Davanti al proprio pubblico, il Marocco ha avuto la meglio sulla Nigeria solo ai calci di rigore, dopo una semifinale combattuta e chiusa sullo 0-0 al termine dei tempi supplementari. Una partita intensa, ricca di occasioni e giocata a ritmi alti, nella quale i padroni di casa hanno mostrato maggiore continuità offensiva senza però riuscire a trovare il gol nei 120 minuti. La Nigeria ha resistito, affidandosi soprattutto alla solidità difensiva e alle giocate dei suoi uomini di punta, ma alla fine ha pagato la minore lucidità dal dischetto.

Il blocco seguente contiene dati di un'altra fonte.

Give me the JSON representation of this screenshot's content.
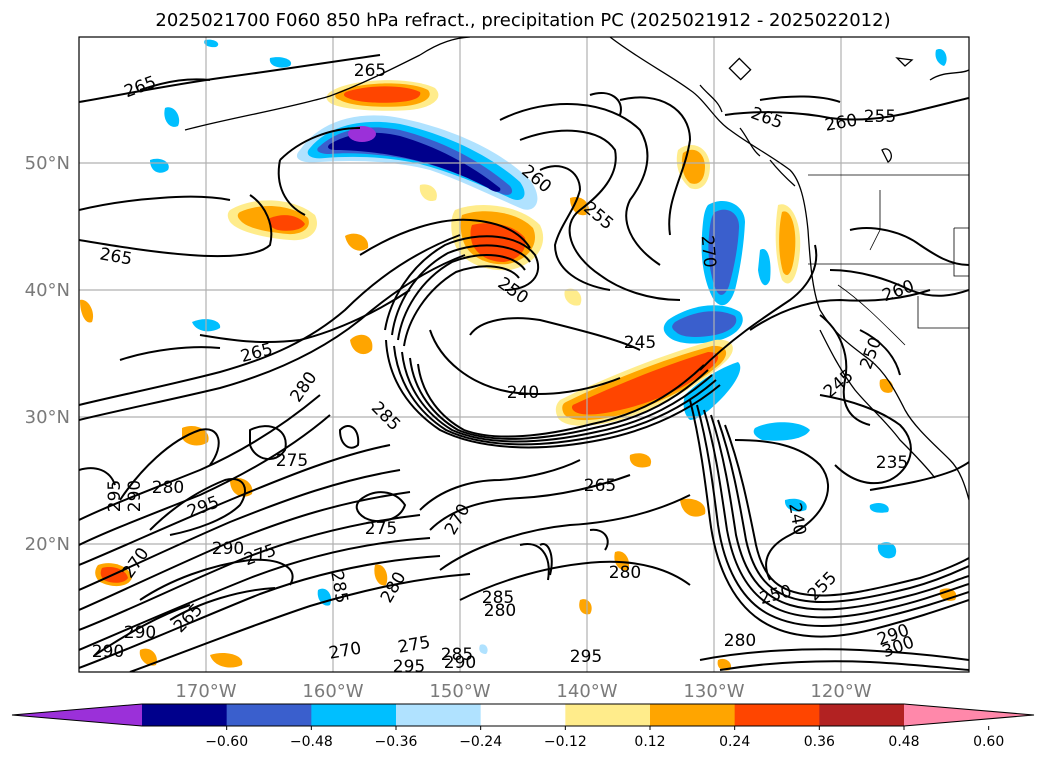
{
  "title": "2025021700 F060 850 hPa refract., precipitation PC (2025021912 - 2025022012)",
  "lon_ticks": [
    "170°W",
    "160°W",
    "150°W",
    "140°W",
    "130°W",
    "120°W"
  ],
  "lat_ticks": [
    "50°N",
    "40°N",
    "30°N",
    "20°N"
  ],
  "colorbar": {
    "tick_labels": [
      "-0.60",
      "-0.48",
      "-0.36",
      "-0.24",
      "-0.12",
      "0.12",
      "0.24",
      "0.36",
      "0.48",
      "0.60"
    ],
    "colors": [
      "#9b30d9",
      "#00008c",
      "#3a5fcd",
      "#00bfff",
      "#b0e2ff",
      "#ffffff",
      "#ffec8b",
      "#ffa500",
      "#ff4500",
      "#b22222",
      "#ff88aa"
    ]
  },
  "contour_labels": [
    {
      "text": "265"
    },
    {
      "text": "265"
    },
    {
      "text": "265"
    },
    {
      "text": "265"
    },
    {
      "text": "260"
    },
    {
      "text": "255"
    },
    {
      "text": "250"
    },
    {
      "text": "245"
    },
    {
      "text": "240"
    },
    {
      "text": "285"
    },
    {
      "text": "280"
    },
    {
      "text": "275"
    },
    {
      "text": "270"
    },
    {
      "text": "265"
    },
    {
      "text": "295"
    },
    {
      "text": "290"
    },
    {
      "text": "280"
    },
    {
      "text": "295"
    },
    {
      "text": "265"
    },
    {
      "text": "260"
    },
    {
      "text": "255"
    },
    {
      "text": "270"
    },
    {
      "text": "260"
    },
    {
      "text": "250"
    },
    {
      "text": "245"
    },
    {
      "text": "235"
    },
    {
      "text": "240"
    },
    {
      "text": "250"
    },
    {
      "text": "255"
    },
    {
      "text": "280"
    },
    {
      "text": "285"
    },
    {
      "text": "280"
    },
    {
      "text": "275"
    },
    {
      "text": "270"
    },
    {
      "text": "285"
    },
    {
      "text": "290"
    },
    {
      "text": "295"
    },
    {
      "text": "295"
    },
    {
      "text": "280"
    },
    {
      "text": "290"
    },
    {
      "text": "300"
    },
    {
      "text": "290"
    },
    {
      "text": "275"
    },
    {
      "text": "270"
    },
    {
      "text": "280"
    },
    {
      "text": "275"
    },
    {
      "text": "265"
    },
    {
      "text": "290"
    },
    {
      "text": "290"
    },
    {
      "text": "285"
    }
  ]
}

Protagonista assoluto della serata di Rabat è stato Bono. Il portiere marocchino si è confermato specialista nelle lotterie finali, parando due rigori decisivi e trascinando la sua nazionale verso la finale. Dagli undici metri, il Marocco è apparso più freddo e compatto, riuscendo a capitalizzare l’occasione davanti a uno stadio in festa. Per i padroni di casa si tratta di un risultato storico: la possibilità di tornare a vincere la Coppa d’Africa dopo cinquant’anni diventa ora concreta.

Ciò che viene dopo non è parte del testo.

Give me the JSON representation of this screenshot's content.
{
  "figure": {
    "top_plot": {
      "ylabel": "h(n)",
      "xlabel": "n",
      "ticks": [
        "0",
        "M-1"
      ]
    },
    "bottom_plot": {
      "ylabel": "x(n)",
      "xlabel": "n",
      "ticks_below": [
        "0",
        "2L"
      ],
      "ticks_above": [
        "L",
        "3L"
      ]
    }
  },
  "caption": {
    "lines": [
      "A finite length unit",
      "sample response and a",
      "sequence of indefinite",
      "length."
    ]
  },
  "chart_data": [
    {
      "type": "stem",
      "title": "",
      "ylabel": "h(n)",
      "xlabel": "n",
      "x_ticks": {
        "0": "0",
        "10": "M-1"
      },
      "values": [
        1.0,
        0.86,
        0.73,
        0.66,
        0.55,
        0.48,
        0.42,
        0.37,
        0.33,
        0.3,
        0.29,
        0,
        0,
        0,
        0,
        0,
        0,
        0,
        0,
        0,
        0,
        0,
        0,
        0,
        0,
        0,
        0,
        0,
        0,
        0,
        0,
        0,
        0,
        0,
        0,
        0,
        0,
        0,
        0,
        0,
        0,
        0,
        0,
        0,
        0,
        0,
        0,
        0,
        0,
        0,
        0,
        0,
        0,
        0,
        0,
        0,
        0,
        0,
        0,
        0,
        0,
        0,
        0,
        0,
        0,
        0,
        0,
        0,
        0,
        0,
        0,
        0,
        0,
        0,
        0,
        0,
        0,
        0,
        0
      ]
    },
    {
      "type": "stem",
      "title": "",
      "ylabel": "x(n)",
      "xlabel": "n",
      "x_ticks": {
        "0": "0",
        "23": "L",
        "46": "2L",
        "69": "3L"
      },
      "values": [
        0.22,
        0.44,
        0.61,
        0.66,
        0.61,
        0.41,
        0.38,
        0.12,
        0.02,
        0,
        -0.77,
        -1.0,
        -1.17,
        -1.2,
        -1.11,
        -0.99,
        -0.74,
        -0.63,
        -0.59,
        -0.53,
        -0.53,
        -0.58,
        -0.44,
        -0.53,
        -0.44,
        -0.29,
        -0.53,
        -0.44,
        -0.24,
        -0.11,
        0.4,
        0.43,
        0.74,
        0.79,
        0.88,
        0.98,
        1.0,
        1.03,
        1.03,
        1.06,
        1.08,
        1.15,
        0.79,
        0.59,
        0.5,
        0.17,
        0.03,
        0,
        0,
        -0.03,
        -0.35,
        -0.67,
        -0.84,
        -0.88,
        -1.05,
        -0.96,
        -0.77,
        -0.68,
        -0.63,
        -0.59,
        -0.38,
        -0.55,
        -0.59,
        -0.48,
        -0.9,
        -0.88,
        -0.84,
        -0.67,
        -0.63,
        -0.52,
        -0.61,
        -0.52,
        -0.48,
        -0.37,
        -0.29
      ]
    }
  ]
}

Nell’altra semifinale, disputata a Tangeri, il Senegal ha superato l’Egitto per 1-0, confermando il proprio status di grande potenza del calcio africano. Una gara equilibrata, bloccata a lungo, decisa da una giocata di qualità nel finale. Al 78’, Sadio Mané ha trovato la rete decisiva con un preciso destro dal limite, regalando ai suoi la terza finale nelle ultime quattro edizioni del torneo.

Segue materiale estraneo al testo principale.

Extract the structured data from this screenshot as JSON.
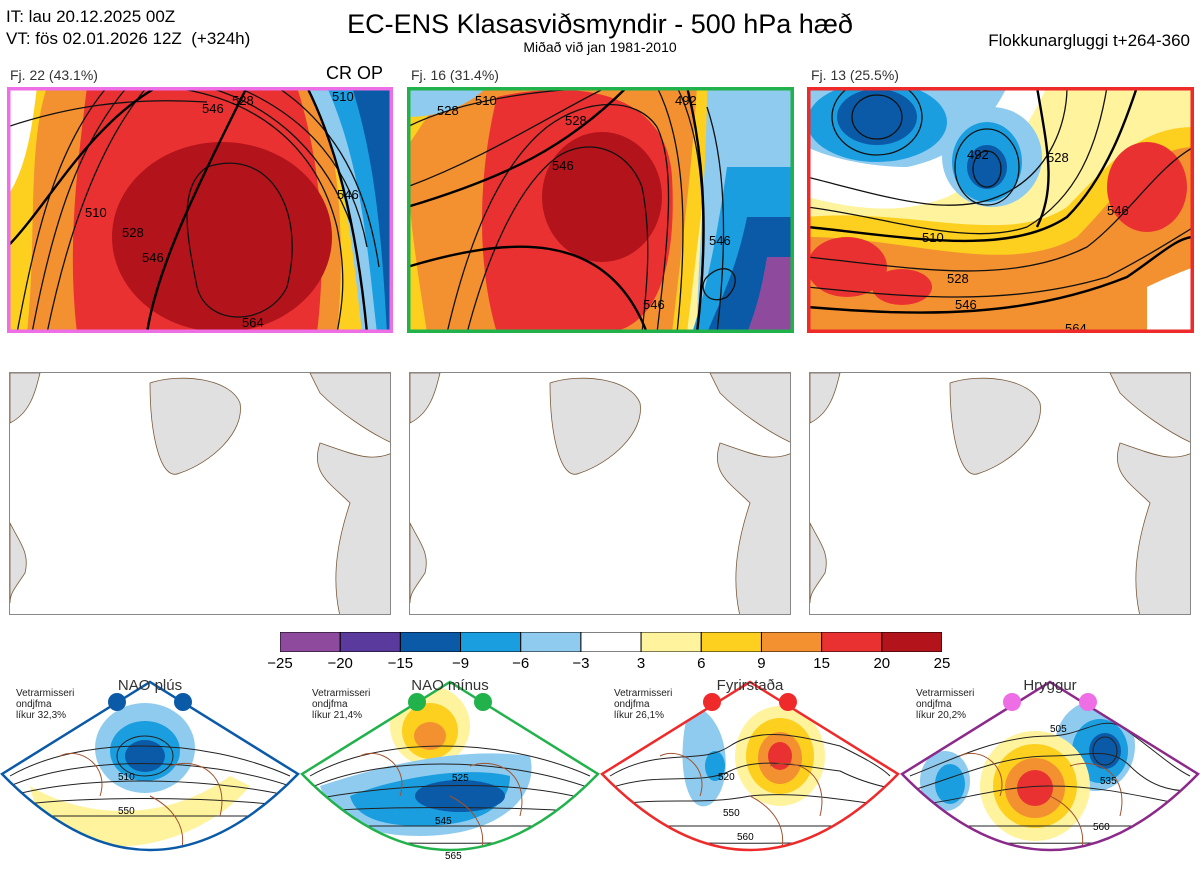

Il successo contro l’Egitto ha un valore particolare per i Leoni di Teranga, che hanno così cancellato l’amarezza della finale persa ai rigori nel 2021. Mané è stato ancora una volta l’uomo simbolo del Senegal, vincendo il confronto diretto con Mohamed Salah e guidando la squadra in un momento chiave del torneo. Nella finale di domenica, però, il Senegal dovrà fare a meno del capitano Kalidou Koulibaly, squalificato e costretto a lasciare il campo anzitempo per un problema fisico.
L’ultimo atto della Coppa d’Africa 2025 metterà di fronte due squadre solide, ambiziose e ricche di talento. Da una parte il Marocco, sospinto dal pubblico di Rabat e dal sogno di riportare il trofeo in patria dopo mezzo secolo; dall’altra il Senegal, deciso a confermarsi ai vertici del calcio africano. La finale promette equilibrio, intensità e una sfida carica di significati, sportivi e simbolici.